Apple is probably going to launch some sort of tablet PC next month, probably on January the 26th, but is this a revolution in computing or a revolution in control?
The iSlate will take the iPhone concept into a decent-sized package, but more importantly for Apple it takes the security and control model into the realm of laptop computing. From there it's a small jump to the desktop and Cupertino control over everything you do on your computer.
Microsoft once suggested that Windows applications should be digitally signed, by Redmond, and that this would remove Trojans, viruses and all manner of nastiness, but the company was swiftly shouted down by customers who feared ceding control to the beast.

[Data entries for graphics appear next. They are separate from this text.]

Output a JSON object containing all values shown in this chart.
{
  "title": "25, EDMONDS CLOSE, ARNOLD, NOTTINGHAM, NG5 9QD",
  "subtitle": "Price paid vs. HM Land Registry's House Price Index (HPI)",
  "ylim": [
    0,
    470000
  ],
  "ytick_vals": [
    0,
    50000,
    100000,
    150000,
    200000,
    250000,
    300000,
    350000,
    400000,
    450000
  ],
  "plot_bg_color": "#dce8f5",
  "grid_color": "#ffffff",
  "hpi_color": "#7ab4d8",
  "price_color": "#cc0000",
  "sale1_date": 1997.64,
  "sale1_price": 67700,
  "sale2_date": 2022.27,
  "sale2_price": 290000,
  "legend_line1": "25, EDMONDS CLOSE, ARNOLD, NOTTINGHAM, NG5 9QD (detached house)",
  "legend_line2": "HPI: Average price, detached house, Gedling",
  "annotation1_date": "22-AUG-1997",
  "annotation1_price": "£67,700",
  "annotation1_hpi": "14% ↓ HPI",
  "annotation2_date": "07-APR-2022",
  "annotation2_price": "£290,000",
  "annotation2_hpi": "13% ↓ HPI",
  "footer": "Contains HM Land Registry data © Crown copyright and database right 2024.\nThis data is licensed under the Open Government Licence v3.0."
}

Since 2003 the Trusted Computing Platform has tried to do the same thing - creating hardware capable of implementing software policies to control the applications and use to which the hardware is put. In Trusted Computing the user is still free to replace the OS, but if they choose to run one that takes advantage of the Trusted Computing architecture then the hardware will limit the capabilities of unauthorised applications.
But Apple has already achieved that with the iPhone: there are no iPhone Trojans or viruses, and the only worm so far seen exploits handsets that have been hacked by their owners. Apple vets every application, through its obscure and sometimes inconsistent approval process, and who wouldn't want a desktop computer free of malware?
Along with rumours of a January 26 launch date, and orders for 10-inch screens in abundance, stories are circulating that some iPhone developers have been given a nod that if their applications are flexible about resolution then they'll run without difficulty on the iSlate*. This would certainly indicate a shared architecture.
Stick a Bluetooth keyboard on the iSlate and it's a laptop replacement, extending the manufacture-controlled model into desktop computing.
We have no idea if the iSlate will launch in January, or what kind of wiz-bang interface will wow the fans, but we are confident that applications for the iSlate will be limited to those approved by Apple, and that Apple won’t be relinquishing that control any day soon. ®
* Apple has registered the islate.com domain. It seems that iguide.com is also in Cupertino's possession but we're going with iSlate.